Gerard, could you try to reproduce the error using drm-tip (https://cgit.freedesktop.org/drm-tip) and kernel parameters drm.debug=0x1e log_buf_len=4M, and if the problem persists attach the full dmesg from boot. Thanks!
(In reply to Francesco Balestrieri from comment #19)
> Gerard, could you try to reproduce the error using drm-tip
> (https://cgit.freedesktop.org/drm-tip) and kernel parameters drm.debug=0x1e
> log_buf_len=4M, and if the problem persists attach the full dmesg from boot.
Is the repo identical to https://github.com/freedesktop/drm-tip, I'm sitting behind a firewall without git/ssh pass through ?

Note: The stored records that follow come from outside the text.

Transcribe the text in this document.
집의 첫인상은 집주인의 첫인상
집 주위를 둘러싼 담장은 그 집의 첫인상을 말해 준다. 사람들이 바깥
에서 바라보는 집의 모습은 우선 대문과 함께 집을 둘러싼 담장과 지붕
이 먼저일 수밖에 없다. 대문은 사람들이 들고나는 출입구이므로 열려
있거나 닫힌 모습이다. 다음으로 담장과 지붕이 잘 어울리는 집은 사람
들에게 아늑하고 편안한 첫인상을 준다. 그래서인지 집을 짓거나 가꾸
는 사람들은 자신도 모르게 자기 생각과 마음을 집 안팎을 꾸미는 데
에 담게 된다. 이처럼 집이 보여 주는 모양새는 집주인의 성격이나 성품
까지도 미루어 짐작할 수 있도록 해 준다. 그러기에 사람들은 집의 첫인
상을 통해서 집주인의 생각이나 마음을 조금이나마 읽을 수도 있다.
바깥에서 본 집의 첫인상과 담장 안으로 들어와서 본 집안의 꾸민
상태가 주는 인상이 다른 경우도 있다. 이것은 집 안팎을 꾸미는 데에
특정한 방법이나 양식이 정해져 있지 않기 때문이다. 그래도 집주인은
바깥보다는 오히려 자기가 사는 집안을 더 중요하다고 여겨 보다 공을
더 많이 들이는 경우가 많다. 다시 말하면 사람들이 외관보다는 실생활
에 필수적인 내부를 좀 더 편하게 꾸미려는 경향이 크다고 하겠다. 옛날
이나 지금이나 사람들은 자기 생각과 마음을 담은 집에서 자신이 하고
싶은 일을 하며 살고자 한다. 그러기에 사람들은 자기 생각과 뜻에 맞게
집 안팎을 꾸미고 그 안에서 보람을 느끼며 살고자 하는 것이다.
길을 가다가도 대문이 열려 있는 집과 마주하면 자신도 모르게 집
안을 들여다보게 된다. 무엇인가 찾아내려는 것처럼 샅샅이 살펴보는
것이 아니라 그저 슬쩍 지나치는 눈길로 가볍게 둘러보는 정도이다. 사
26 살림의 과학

I'm not completely sure, but judging from the commit logs they are the same at the moment at least, so it should be fine to try with https://github.com/freedesktop/drm-tip
Apparently you should also be able to clone from https://anongit.freedesktop.org/git/drm-tip.git but I haven't tried it myself.
Reporter, have you tried to verify with drmtip?
(In reply to Lakshmi from comment #23)
> Reporter, have you tried to verify with drmtip?
Sorry, not yet, was quite busy last weeks ....
Gerhard, sorry for the bother but did you have a chance to try?
(In reply to Francesco Balestrieri from comment #25)
> Gerhard, sorry for the bother but did you have a chance to try?
Oops, sorry, not yet.
Gerhard, any updates?
Sorry, still no updates. Meanwhile I put the machine into factory, so I'll have to clone an new one for testing.
Gerhard, Any update with latest drmtip? If this issue not seen lately, I can close this bug.
If you do not have the possibility to reproduce the issue, I can close this issue so that you reopen when the issue appears again. What do you think?